Nos primeiros anos após a demarcação da fronteira ter sido traçada, os guardas fronteiriços eram, segundo Oimar, mais severos. “Atualmente, a maior parte das pessoas que é apanhada em território russo é entregue aos nossos guardas fronteiriços”, diz. Algumas provocações, para além dos traficantes que utilizam a “Bota” para transportar mercadorias russas para a Estónia, podem, no entanto, acabar mal.

Quando o acordo fronteiriço entrar em vigor, a “Bota” vai tornar-se estónia. E a Estónia cederá à Rússia alguns hectares: 8126, no total) equivalentes ao território de que abre mão.

A “Bota” corresponde, mais ou menos, à superfície de uma quinta que, na época soviética, dependia, por uma qualquer razão desconhecida, da aldeia russa de Gorodichtche e não das aldeias estónias vizinhas de Sesniki ou Lutepää.

O antigo proprietário da quinta acabou por a abandonar, há cerca de dez anos porque, cada vez que queria voltar para casa, era obrigado a passar pelos postos fronteiriços russo e estónios.

A lei de Murphy

No limite da “Bota”, podemos ver, pelo menos, três abrigos de madeira onde os guardas fronteiriços russos têm o costume de se sentarem a observar o que se passa.
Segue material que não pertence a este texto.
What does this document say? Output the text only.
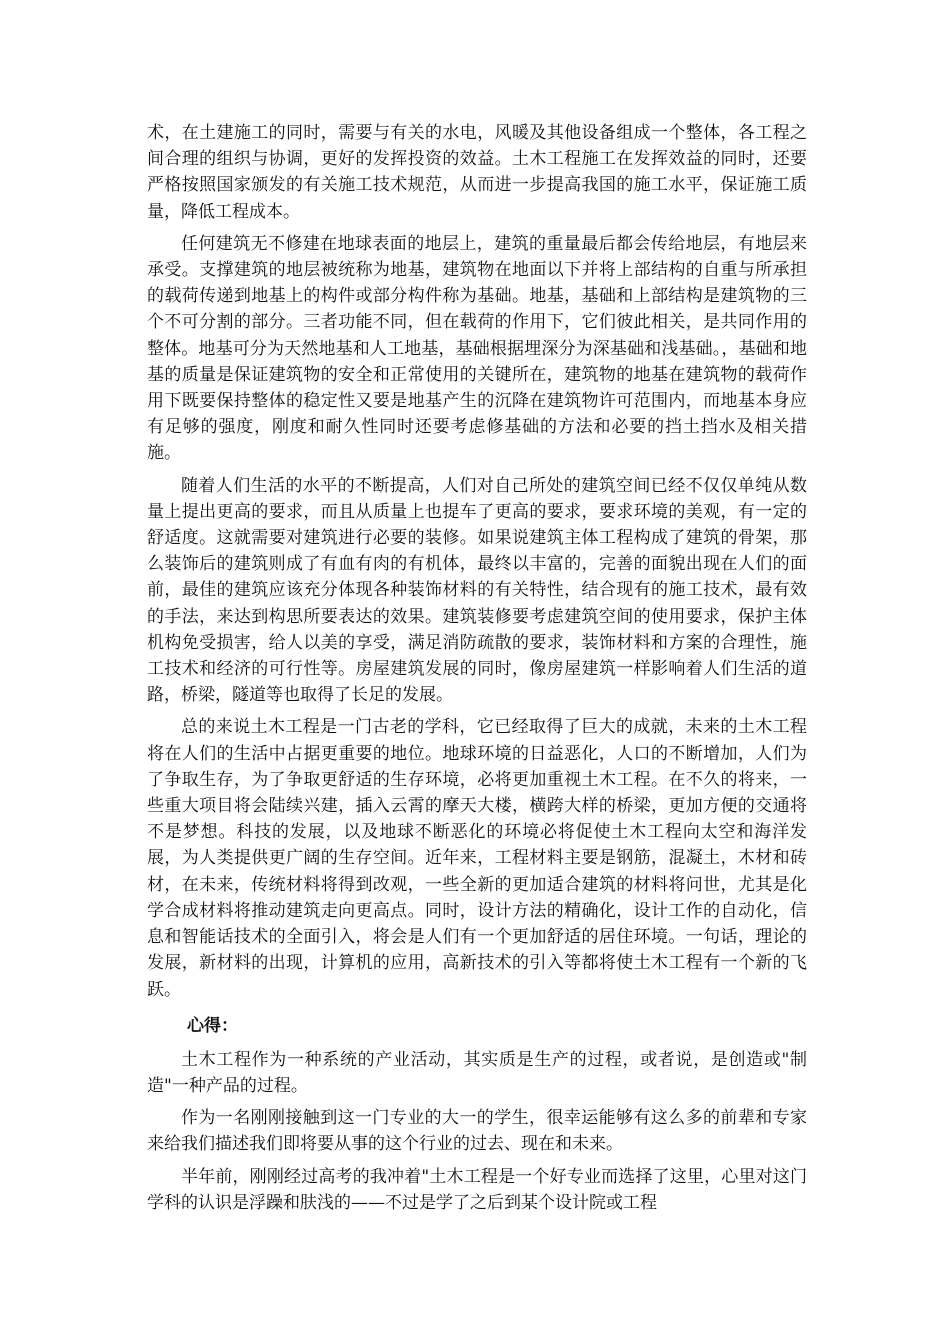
术，在土建施工的同时，需要与有关的水电，风暖及其他设备组成一个整体，各工程之间合理的组织与协调，更好的发挥投资的效益。土木工程施工在发挥效益的同时，还要严格按照国家颁发的有关施工技术规范，从而进一步提高我国的施工水平，保证施工质量，降低工程成本。

任何建筑无不修建在地球表面的地层上，建筑的重量最后都会传给地层，有地层来承受。支撑建筑的地层被统称为地基，建筑物在地面以下并将上部结构的自重与所承担的载荷传递到地基上的构件或部分构件称为基础。地基，基础和上部结构是建筑物的三个不可分割的部分。三者功能不同，但在载荷的作用下，它们彼此相关，是共同作用的整体。地基可分为天然地基和人工地基，基础根据埋深分为深基础和浅基础。，基础和地基的质量是保证建筑物的安全和正常使用的关键所在，建筑物的地基在建筑物的载荷作用下既要保持整体的稳定性又要是地基产生的沉降在建筑物许可范围内，而地基本身应有足够的强度，刚度和耐久性同时还要考虑修基础的方法和必要的挡土挡水及相关措施。

随着人们生活的水平的不断提高，人们对自己所处的建筑空间已经不仅仅单纯从数量上提出更高的要求，而且从质量上也提车了更高的要求，要求环境的美观，有一定的舒适度。这就需要对建筑进行必要的装修。如果说建筑主体工程构成了建筑的骨架，那么装饰后的建筑则成了有血有肉的有机体，最终以丰富的，完善的面貌出现在人们的面前，最佳的建筑应该充分体现各种装饰材料的有关特性，结合现有的施工技术，最有效的手法，来达到构思所要表达的效果。建筑装修要考虑建筑空间的使用要求，保护主体机构免受损害，给人以美的享受，满足消防疏散的要求，装饰材料和方案的合理性，施工技术和经济的可行性等。房屋建筑发展的同时，像房屋建筑一样影响着人们生活的道路，桥梁，隧道等也取得了长足的发展。

总的来说土木工程是一门古老的学科，它已经取得了巨大的成就，未来的土木工程将在人们的生活中占据更重要的地位。地球环境的日益恶化，人口的不断增加，人们为了争取生存，为了争取更舒适的生存环境，必将更加重视土木工程。在不久的将来，一些重大项目将会陆续兴建，插入云霄的摩天大楼，横跨大样的桥梁，更加方便的交通将不是梦想。科技的发展，以及地球不断恶化的环境必将促使土木工程向太空和海洋发展，为人类提供更广阔的生存空间。近年来，工程材料主要是钢筋，混凝土，木材和砖材，在未来，传统材料将得到改观，一些全新的更加适合建筑的材料将问世，尤其是化学合成材料将推动建筑走向更高点。同时，设计方法的精确化，设计工作的自动化，信息和智能话技术的全面引入，将会是人们有一个更加舒适的居住环境。一句话，理论的发展，新材料的出现，计算机的应用，高新技术的引入等都将使土木工程有一个新的飞跃。

心得：

土木工程作为一种系统的产业活动，其实质是生产的过程，或者说，是创造或"制造"一种产品的过程。

作为一名刚刚接触到这一门专业的大一的学生，很幸运能够有这么多的前辈和专家来给我们描述我们即将要从事的这个行业的过去、现在和未来。

半年前，刚刚经过高考的我冲着"土木工程是一个好专业而选择了这里，心里对这门学科的认识是浮躁和肤浅的——不过是学了之后到某个设计院或工程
Sabem que há cidadãos da União Europeia que não conseguem resistir à tentação de se fotografarem em território russo. Os guardas fronteiriços e os habitantes locais dizem que a “lei de Murphy” também se aplica à “Bota de Saatse”: se um carro tem de se avariar, é justamente ali que avaria.

“Há muitas avarias de automóveis por aqui e até mesmo acidentes”, explica Oimar. “Por vezes, por uma razão especial: alguns jovens sabem que nesta estrada russa não se aplicam as leis estónias e que nem a nossa polícia nem os nossos guardas fronteiriços têm qualquer autoridade ali. E os guardas russos não controlam a velocidade. Se um carro para por causa de um problema técnico, os guardas fronteiriços russos controlam primeiro o veículo. Se se trata de uma paragem por falta de combustível, autorizam os guardas fronteiriços estónios a trazerem a gasolina ou a rebocarem o automóvel até à Estónia.”

Há dois problemas técnicos ligados a esta “Bota”: o primeiro, tem a ver com o facto de ser atravessada por uma linha de alta tensão; o segundo, a manutenção da estrada. [[Se a linha de alta tensão se parte, é preciso pedir autorização à Rússia para a reparar]] e o conserto é feito sob a vigilância de guardas fronteiriços russos e estónios.

Para os habitantes de Sesniki, o facto de este território passar a pertencer à Estónia é um alívio. Vello Kikamägi, que atravessa a “Bota” todos os dias, diz que isso vai fazer subir o moral das pessoas: “Atualmente, tenho de atravessar o território de outro país… E isso já dura há muito tempo. E também espero que, finalmente, a estrada seja alcatroada porque já há muito tempo que suportamos esta situação.”